A ativista ficou mundialmente famosa aos 14 anos, em 2012, ao ser filmada mordendo um soldado israelense para tentar impedir a detenção do irmão mais novo. Em 2017, ela ficou detida por oito meses por ter dado tapas em dois soldados israelenses próximo à residência da sua família, em Nabi Saleh, na Cisjordânia Ocupada, enquanto pedia que eles fossem embora. Em relatório divulgado à época, a Anistia Internacional considerou que Ahed Tamimi foi “presa injustamente”.

Em uma rede social, o ministro da Segurança Nacional de Israel, Itamar Bem Gvir, publicou uma foto da ativista sendo presa e comemorou a detenção. “Tolerância zero com terroristas e apoiadores do terrorismo”, disse.

A prisão de Tamimi ocorre em meio a uma série de operações do Exército de Israel na Cisjordânia ocupada, que viu a violência aumentar após o ataque do Hamas contra Israel, no dia 7 de outubro.

Desde então, o número de palestinos assassinados por força de Israel na Cisjordânia chegou 141, incluindo 43 crianças.
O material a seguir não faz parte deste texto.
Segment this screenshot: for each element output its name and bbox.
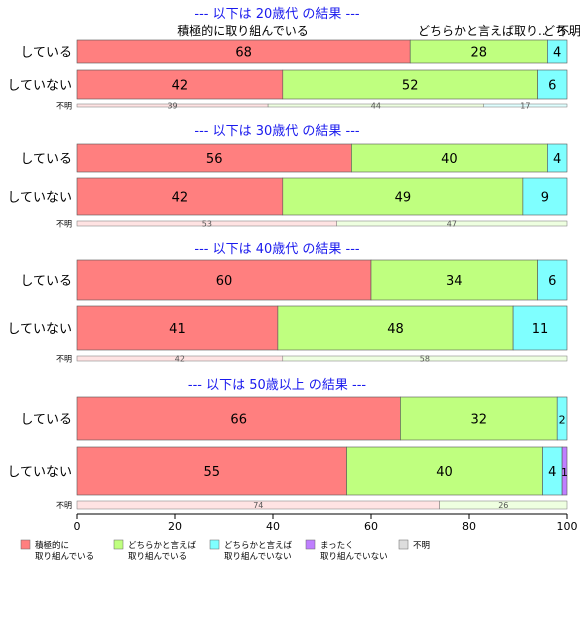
bar-category-label: していない (7, 465, 72, 480)
missing-bar-label: 不明 (56, 501, 72, 510)
bar-segment (76, 143, 352, 173)
x-tick-label: 60 (364, 520, 378, 533)
bar-segment (400, 396, 558, 441)
missing-bar-label: 不明 (56, 102, 72, 111)
legend-label: 取り組んでいない (320, 551, 388, 562)
bar-segment (282, 177, 524, 216)
bar-value-label: 4 (553, 46, 561, 61)
bar-value-label: 42 (172, 191, 189, 206)
bar-value-label: 34 (446, 274, 463, 289)
bar-value-label: 4 (548, 465, 556, 480)
missing-value-label: 74 (253, 501, 263, 510)
bar-segment (537, 69, 568, 100)
legend-label: 積極的に (35, 540, 69, 551)
missing-value-label: 53 (202, 220, 212, 229)
bar-value-label: 1 (561, 466, 568, 479)
x-tick-label: 0 (74, 520, 81, 533)
bar-segment (537, 259, 568, 301)
missing-bar-label: 不明 (56, 355, 72, 364)
bar-value-label: 6 (548, 79, 556, 94)
legend-label: 取り組んでいる (128, 551, 187, 562)
bar-value-label: 56 (206, 152, 223, 167)
missing-value-label: 26 (498, 501, 508, 510)
bar-segment (512, 305, 568, 351)
legend-label: まったく (320, 541, 354, 551)
top-label-4: 不明 (557, 24, 580, 38)
bar-value-label: 2 (559, 414, 566, 427)
bar-segment (561, 446, 568, 496)
legend-swatch (209, 539, 220, 550)
bar-value-label: 55 (203, 465, 220, 480)
bar-value-label: 49 (395, 191, 412, 206)
missing-bar-segment (336, 220, 568, 227)
x-tick-label: 40 (266, 520, 280, 533)
legend-label: 不明 (413, 541, 430, 551)
bar-value-label: 32 (471, 413, 488, 428)
missing-value-label: 58 (420, 355, 430, 364)
bar-category-label: している (20, 274, 72, 289)
bar-segment (277, 305, 514, 351)
missing-value-label: 42 (175, 355, 185, 364)
bar-category-label: している (20, 152, 72, 167)
bar-category-label: していない (7, 79, 72, 94)
bar-value-label: 68 (235, 46, 252, 61)
bar-value-label: 48 (387, 322, 404, 337)
bar-value-label: 52 (402, 79, 419, 94)
bar-value-label: 4 (553, 152, 561, 167)
bar-value-label: 66 (230, 413, 247, 428)
missing-value-label: 39 (167, 102, 177, 111)
legend-label: どちらかと言えば (224, 540, 293, 551)
bar-segment (76, 177, 284, 216)
bar-value-label: 40 (441, 152, 458, 167)
missing-bar-segment (483, 103, 568, 108)
panel-title: --- 以下は 20歳代 の結果 --- (194, 7, 360, 22)
bar-segment (547, 39, 568, 64)
bar-value-label: 42 (172, 79, 189, 94)
bar-segment (370, 259, 538, 301)
top-label-1: 積極的に取り組んでいる (177, 23, 308, 38)
missing-bar-segment (439, 500, 568, 510)
bar-segment (547, 143, 568, 173)
bar-value-label: 11 (532, 322, 549, 337)
bar-segment (522, 177, 568, 216)
bar-segment (556, 396, 568, 441)
bar-value-label: 41 (169, 322, 186, 337)
missing-value-label: 17 (520, 102, 530, 111)
legend-label: どちらかと言えば (128, 540, 197, 551)
panel-title: --- 以下は 50歳以上 の結果 --- (188, 378, 367, 393)
legend-swatch (305, 539, 316, 550)
bar-category-label: している (20, 46, 72, 61)
bar-value-label: 6 (548, 274, 556, 289)
bar-segment (76, 69, 284, 100)
missing-value-label: 44 (371, 102, 381, 111)
bar-segment (346, 446, 543, 496)
bar-category-label: している (20, 413, 72, 428)
bar-segment (76, 396, 401, 441)
panel-title: --- 以下は 40歳代 の結果 --- (194, 242, 360, 257)
legend-swatch (113, 539, 124, 550)
top-label-3: どち.. (543, 24, 575, 38)
bar-segment (76, 305, 279, 351)
legend-swatch (20, 539, 31, 550)
bar-value-label: 28 (471, 46, 488, 61)
top-label-2: どちらかと言えば取り.. (418, 24, 546, 38)
x-tick-label: 100 (557, 520, 578, 533)
bar-segment (76, 446, 347, 496)
legend-label: 取り組んでいない (224, 551, 292, 562)
legend-label: 取り組んでいる (35, 551, 94, 562)
missing-value-label: 47 (447, 220, 457, 229)
x-tick-label: 20 (168, 520, 182, 533)
bar-category-label: していない (7, 191, 72, 206)
missing-bar-label: 不明 (56, 220, 72, 229)
bar-value-label: 60 (216, 274, 233, 289)
bar-value-label: 40 (436, 465, 453, 480)
missing-bar-segment (282, 355, 568, 362)
bar-category-label: していない (7, 322, 72, 337)
panel-title: --- 以下は 30歳代 の結果 --- (194, 124, 360, 139)
x-tick-label: 80 (462, 520, 476, 533)
bar-value-label: 9 (541, 191, 549, 206)
bar-segment (282, 69, 538, 100)
legend-swatch (398, 539, 409, 550)
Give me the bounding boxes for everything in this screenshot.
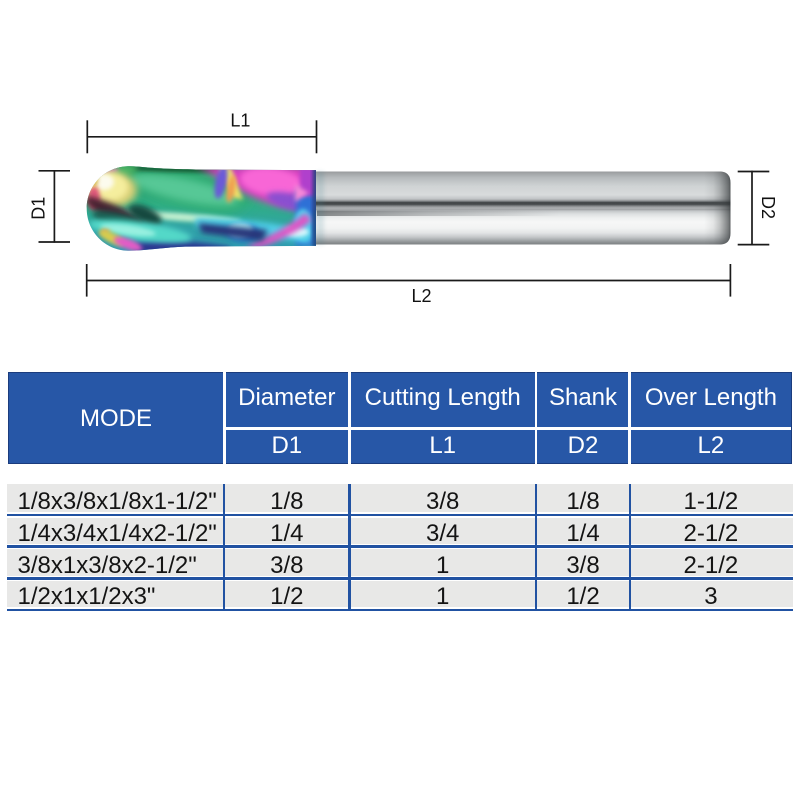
- svg-text:L1: L1: [230, 111, 250, 131]
- svg-text:D2: D2: [758, 196, 778, 219]
- svg-text:L2: L2: [411, 286, 431, 306]
- svg-text:D1: D1: [28, 197, 48, 220]
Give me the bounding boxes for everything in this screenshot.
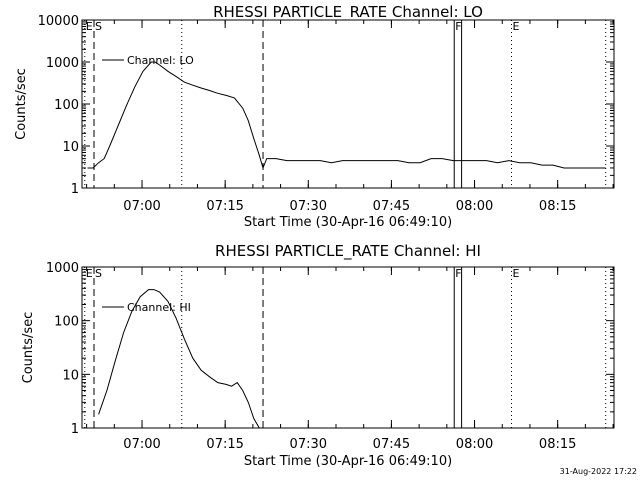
x-tick-label: 08:00: [456, 437, 493, 452]
x-tick-label: 07:30: [290, 199, 327, 214]
y-tick-label: 10000: [38, 14, 79, 29]
event-marker-label: E: [86, 20, 93, 33]
x-tick-label: 07:45: [373, 199, 410, 214]
x-tick-label: 07:15: [206, 437, 243, 452]
event-marker-label: S: [95, 20, 102, 33]
y-tick-label: 1: [71, 422, 79, 437]
plot-frame: [81, 266, 615, 429]
event-marker-label: E: [86, 267, 93, 280]
series-line: [98, 289, 260, 429]
y-tick-label: 10: [62, 140, 79, 155]
y-tick-label: 1000: [46, 56, 79, 71]
event-marker-label: S: [95, 267, 102, 280]
y-tick-label: 1000: [46, 261, 79, 276]
x-tick-label: 08:15: [539, 437, 576, 452]
chart-title: RHESSI PARTICLE_RATE Channel: HI: [215, 242, 481, 261]
x-tick-label: 07:00: [123, 199, 160, 214]
lo-channel-chart: RHESSI PARTICLE_RATE Channel: LO 1 10 100 10…: [14, 3, 615, 230]
x-axis-label: Start Time (30-Apr-16 06:49:10): [244, 454, 452, 469]
x-axis-label: Start Time (30-Apr-16 06:49:10): [244, 215, 452, 230]
y-tick-label: 10: [62, 368, 79, 383]
series-line: [87, 61, 606, 170]
chart-title: RHESSI PARTICLE_RATE Channel: LO: [213, 3, 483, 22]
event-marker-label: E: [512, 20, 519, 33]
legend-label: Channel: LO: [127, 54, 194, 67]
x-tick-label: 07:15: [206, 199, 243, 214]
x-tick-label: 07:30: [290, 437, 327, 452]
event-marker-label: E: [512, 267, 519, 280]
legend-label: Channel: HI: [127, 301, 191, 314]
event-marker-label: F: [455, 20, 461, 33]
x-tick-label: 07:00: [123, 437, 160, 452]
plot-frame: [81, 19, 615, 189]
y-axis-label: Counts/sec: [21, 312, 36, 384]
y-axis-label: Counts/sec: [14, 68, 29, 140]
y-tick-label: 100: [54, 315, 79, 330]
x-tick-label: 08:15: [539, 199, 576, 214]
event-marker-label: F: [455, 267, 461, 280]
x-tick-label: 07:45: [373, 437, 410, 452]
footer-timestamp: 31-Aug-2022 17:22: [560, 467, 637, 476]
x-tick-label: 08:00: [456, 199, 493, 214]
y-tick-label: 1: [71, 182, 79, 197]
hi-channel-chart: RHESSI PARTICLE_RATE Channel: HI 1 10 100 10…: [21, 242, 615, 469]
y-tick-label: 100: [54, 98, 79, 113]
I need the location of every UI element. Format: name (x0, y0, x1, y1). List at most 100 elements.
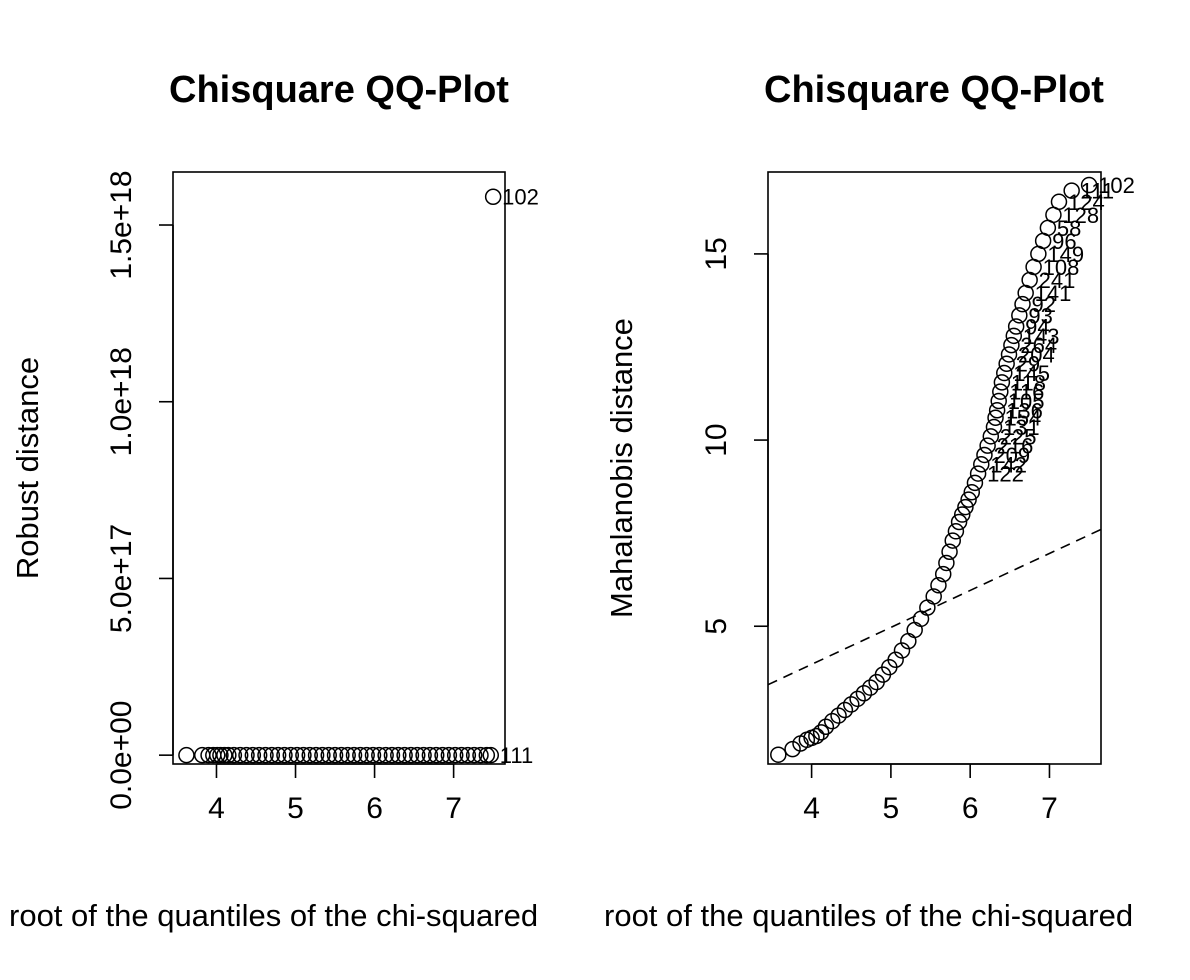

Outros oito palestinos foram mortos por colonos israelenses e dois israelenses foram mortos por palestinos, segundo informe do Escritório das Nações Unidas para Assuntos Humanitários (Ocha).

O Ministério da Saúde da Faixa de Gaza informou que pelo menos 10.022 palestinos foram mortos, incluindo 4.104 crianças, em ataques israelenses em Gaza desde 7 de outubro, segundo a agência Reuters.

O território da Palestina reconhecido internacionalmente é formado pela Faixa de Gaza, controlada pelo Hamas, e pela Cisjordânia, controlada parcialmente pela Autoridade Palestina, entidade essa que, ao contrário do Hamas, é reconhecida por Israel e pela maior parte da comunidade internacional como o legítimo representante do povo palestino.